The universe began – This inconvenient truth  has been all but ignored by many, who don’t see it being relevant to much of life in general.  But it actually changes everything.  In the not-too-long-past days of Carl Sagan, who assured us that the cosmos was” all that is or was or ever will be”, we could just think of the universe, or cosmos, as the infinite ultimate reality.  It just was, is, and always will be.  It had no beginning, and would have no end.  Nice theory, but we now know better, even if we are still in denial about it.  Now we have this troubling reality that it is not the ultimate reality.  The cosmos did have a beginning, so we are left to wonder what (or who) really IS the infinite ultimate reality.  If the universe came from non-existence to existence, it either created itself, or it was created.  I’ll let you decide whether it’s rational to think of the universe as having created itself out of nothing,  Remember, before the universe began, there was a complete lack of matter, energy and time.  So the only rational question is who or what was the cause of the universe coming into existence.

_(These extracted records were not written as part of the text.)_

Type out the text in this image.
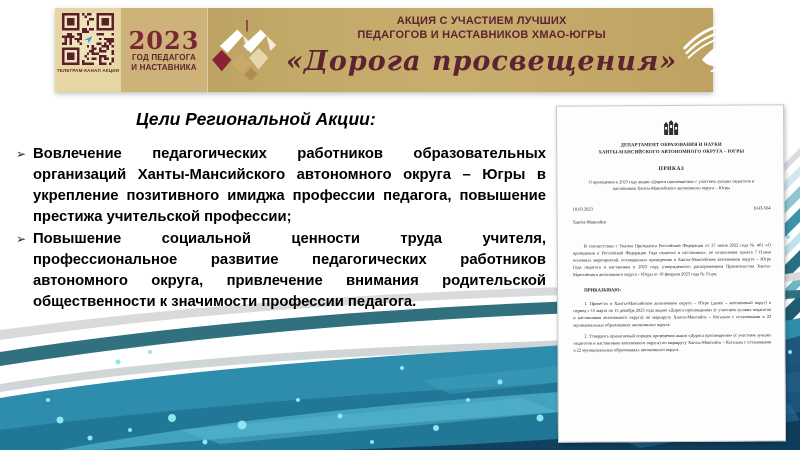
ТЕЛЕГРАМ-КАНАЛ АКЦИИ
2023
ГОД ПЕДАГОГА
И НАСТАВНИКА
АКЦИЯ С УЧАСТИЕМ ЛУЧШИХ
ПЕДАГОГОВ И НАСТАВНИКОВ ХМАО-ЮГРЫ
«Дорога просвещения»
Цели Региональной Акции:
➢ Вовлечение педагогических работников образовательных организаций Ханты-Мансийского автономного округа – Югры в укрепление позитивного имиджа профессии педагога, повышение престижа учительской профессии;
➢ Повышение социальной ценности труда учителя, профессиональное развитие педагогических работников автономного округа, привлечение внимания родительской общественности к значимости профессии педагога.
ДЕПАРТАМЕНТ ОБРАЗОВАНИЯ И НАУКИ
ХАНТЫ-МАНСИЙСКОГО АВТОНОМНОГО ОКРУГА – ЮГРЫ
ПРИКАЗ
О проведении в 2023 году акции «Дорога просвещения» с участием лучших педагогов и наставников Ханты-Мансийского автономного округа – Югры
10.03.2023	10-П-564
Ханты-Мансийск

В соответствии с Указом Президента Российской Федерации от 27 июня 2022 года № 401 «О проведении в Российской Федерации Года педагога и наставника», во исполнение пункта 7 Плана основных мероприятий, посвященных проведению в Ханты-Мансийском автономном округе – Югре Года педагога и наставника в 2023 году, утвержденного распоряжением Правительства Ханты-Мансийского автономного округа – Югры от 10 февраля 2023 года № 51-рп,

ПРИКАЗЫВАЮ:

1. Провести в Ханты-Мансийском автономном округе – Югре (далее – автономный округ) в период с 15 марта по 15 декабря 2023 года акцию «Дорога просвещения» (с участием лучших педагогов и наставников автономного округа) по маршруту Ханты-Мансийск – Когалым с остановками в 22 муниципальных образованиях автономного округа.

2. Утвердить прилагаемый порядок проведения акции «Дорога просвещения» (с участием лучших педагогов и наставников автономного округа) по маршруту Ханты-Мансийск – Когалым с остановками в 22 муниципальных образованиях автономного округа.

Life is impossible without an intelligent creator – DNA, the informational digital code of life, is so complex, that the odds of it self-creating are so infinitesimal that it’s mathematically impossible.  Yet here we are.  The evidence of design is overwhelming.  Yet many insist on trying to come up with some alternative – any alternative to God.  There has to be something natural, they insist.  We can’t resort to the supernatural.  Yet life itself borders on the supernatural.  We can’t create it ourselves.  Recently, scientists announced that they had “created” the first artificial life.  But what they really did was take some of the components of a life form that already existed, and made copies.  Created indeed.   Did you know that the genome for a human liver cell seems to be identical to that of a human brain cell?  How do the cells “know” which is their proper function?  We can’t really even understand what makes us able to think.  Nor do we understand why humans alone of all life forms seem capable of sentience.

So if the emergence of life is impossible by natural means, that seems to leave only a supernatural.  So if you have or one day come up with an alternative explanation that seems to require some supernatural agent, welcome to reality.  Life is not 100% natural.  There’s just more to it than that.

Abortion is the taking of a human life – It’s not even an argument anymore.  Most of us have seen the pictures in magazines or on TV or the internet.  By the time most women notice they might have missed a cycle, the baby is already starting to take on human features.  So enough of the nonsense that it’s more important to protect the rights and liberties of the mother than it is to protect the human life growing inside her.  Every concern we as a society have for the mother must be weighed against the monstrous price we pay when we wantonly take the life of a human being for reasons little more than to keep from inconveniencing the procreators, especially the mother.  It’s time to focus the debate not on whether abortion can be moral or right, but on how to prevent the unwanted procreation in the first place.

The sexual urge is so strong, and we as a society have had it thrown at us so compellingly, that we have become hyper-sexual.  We see other humans as sexual objects first and foremost, only considering their other attributes after properly categorizing them from a sexual perspective.  The result is that we have settled for a sexual experience that is 95% physical and only 5% spiritual, if that.  Yet sexual intimacy has a compelling spiritual element that deepens the experience greatly, allowing a level of intimacy only hinted at by the sex we are so obcessed with.  Maybe we should rethink the whole thing.  Maybe God’s design for sex should be reconsidered.  Maybe we should wait.  Maybe we should accept the idea that delayed gratification usually provides better results than our animal instincts.  Think.